According to “Devilstower”, a blogger on the DailyKos website, human rights are more important than national security. She explains, “Even if it was sure to be lost in a terrorist attack today, my life is not worth the Constitution. The life of my child is not worth the Constitution.” This same blogger believes that presidents Bush, Roosevelt, and Lincoln set aside their duty to uphold the constitution in exchange for the illusion of security.

“Devilstower” seems to have missed the whole idea behind instituting a constitution, which is that government is instituted to protect the peoples’ right to life, liberty and property, and the right to defend themselves against those who would rob, enslave, or kill them. This right, which the Constitution is designed to protect, is derived from Natural Law* not from the Constitution itself.

Abraham Lincoln, in his Gettysburg Address, proclaims:

Four score and seven years ago our fathers brought forth, upon this continent, a new nation, conceived in liberty, and dedicated to the proposition that “all men are created equal.”

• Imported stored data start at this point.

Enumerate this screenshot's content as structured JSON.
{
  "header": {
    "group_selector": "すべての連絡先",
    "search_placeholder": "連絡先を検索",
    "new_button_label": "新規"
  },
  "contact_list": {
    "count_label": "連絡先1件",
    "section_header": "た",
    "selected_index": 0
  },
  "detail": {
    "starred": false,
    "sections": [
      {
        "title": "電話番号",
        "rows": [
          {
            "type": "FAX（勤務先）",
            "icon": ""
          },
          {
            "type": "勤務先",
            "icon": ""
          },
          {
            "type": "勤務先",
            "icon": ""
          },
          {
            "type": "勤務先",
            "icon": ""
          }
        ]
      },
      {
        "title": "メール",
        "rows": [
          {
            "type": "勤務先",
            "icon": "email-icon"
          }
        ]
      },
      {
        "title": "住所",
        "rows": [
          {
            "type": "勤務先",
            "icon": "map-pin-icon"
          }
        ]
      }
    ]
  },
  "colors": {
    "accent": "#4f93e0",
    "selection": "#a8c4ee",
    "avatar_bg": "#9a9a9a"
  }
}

Now we are engaged in a great civil war, testing whether that nation, or any nation so conceived, and so dedicated, can long endure. We are met on a great battle field of that war. We have come to dedicate a portion of it, as a final resting place for those who died here, that the nation might live. This we may, in all propriety do. But, in a larger sense, we can not dedicate — we can not consecrate — we can not hallow, this ground– The brave men, living and dead, who struggled here, have hallowed it, far above our poor power to add or detract. The world will little note, nor long remember what we say here; while it can never forget what they did here.

It is rather for us, the living, to stand here, we here be dedicated to the great task remaining before us — that, from these honored dead we take increased devotion to that cause for which they here, gave the last full measure of devotion — that we here highly resolve these dead shall not have died in vain; that the nation, shall have a new birth of freedom, and that government of the people by the people for the people, shall not perish from the earth.

“Devilstower states, “The life of hundreds — thousands — is not worth setting aside the rights ensured to us by the Constitution. Because setting aside the Constitution is a defeat greater than any that can be delivered to us by any instrument of terror or war.” Isn’t it clear that those soldiers, of whom Lincoln spoke, gave their lives to preserve the union and to end the practice of slavery, a practice which had been under the protection of our Constitution?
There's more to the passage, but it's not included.